Perkenalanku denganmu dimulai secara tidak
sengaja. Kala itu hujan turun deras. Lepas. Membuat ranting kering terurai
menuju tanah. Rintik itu basah, merayap menyusuri jalanan-jalanan kota. Kau
terdiam tak hendak ke mana. Padahal hatimu, aku sangat yakin tengah gelisah.
Lantas, merupa ksatria, aku menawarimu ‘jasa antar pulang’.
Ah,
itu bisa-bisanya aku saja.
Jujur, jalur teduh boulevard kampus saat itu sangat ramai. Banyak muda-mudi yang menunggu
hujan reda. Namun, entah mengapa, justru kamu yang kutunjuk untuk berada di
kabin sebelah kiri. Bajumu cukup kuyup, sebab payung ini teramat kecil dipakai
berdua. Tapi, kuyupmu itu mewujud alasan jaket kulitku memeluk.
“Aroma parfummu lembut juga, masih melekat
di sisi dalam jaketku,” ujarku saat pertemuan kita yang kedua. Tak tahu mengapa,
hujan selalu hadir menemani. Namun, kali ini hanya gerimis. Yang lentik. Yang
halus menguakkan hawa ingin menciumi bau tanah. Kau bercerita tentang ini-itu.

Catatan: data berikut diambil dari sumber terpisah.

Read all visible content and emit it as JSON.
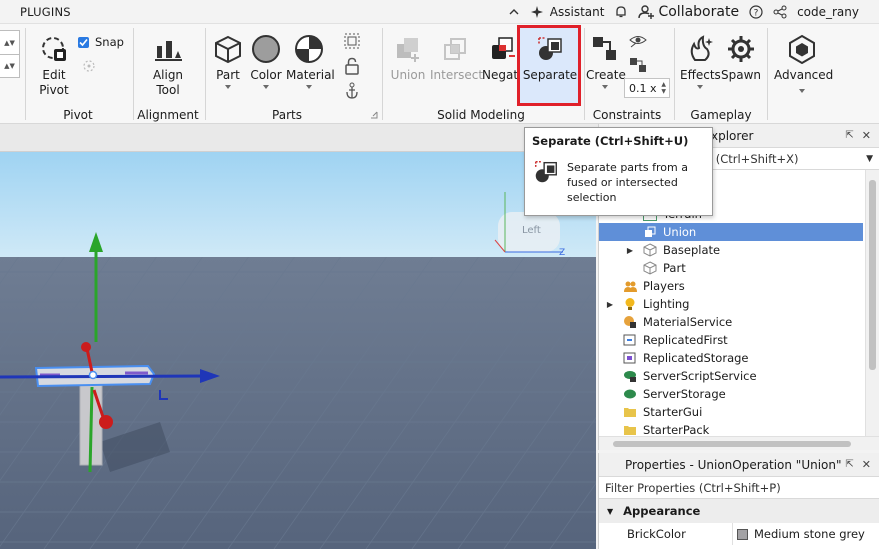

Dari bahan sarapan tadi pagi, wajah kusam dosenmu yang marah-marah di tanggal
tua, hingga setelan apa yang ingin kau kenakan saat tidur nanti; baju tipis berserat
sifon, atau piyama garis-garis.
Kamu
pakai apa saja pasti tetap cantik,
aku membatin. Setelah renung tadi, aku yakin, atau teramat yakin bahwa aku
mencintaimu. Tuhan, buat kamu selamanya untukku.
Kamu
Kamu menikmati pertemuan kita tiap jengkal waktu. Pagi, siang, petang, atau bahkan dini hari. Terkecuali, malam, saat di mana kamu selalu sukar ditemui. Tak tahu. Aku tak mengerti kegiatanmu saat malam. Mungkin, kamu tengah belajar ilmu kinetika di selang tersebut. Barangkali, kamu sedang sibuk mengerjakan tugas dari dosenmu, yang mengutusmu untuk segera mengumpulkan topik tugas akhir.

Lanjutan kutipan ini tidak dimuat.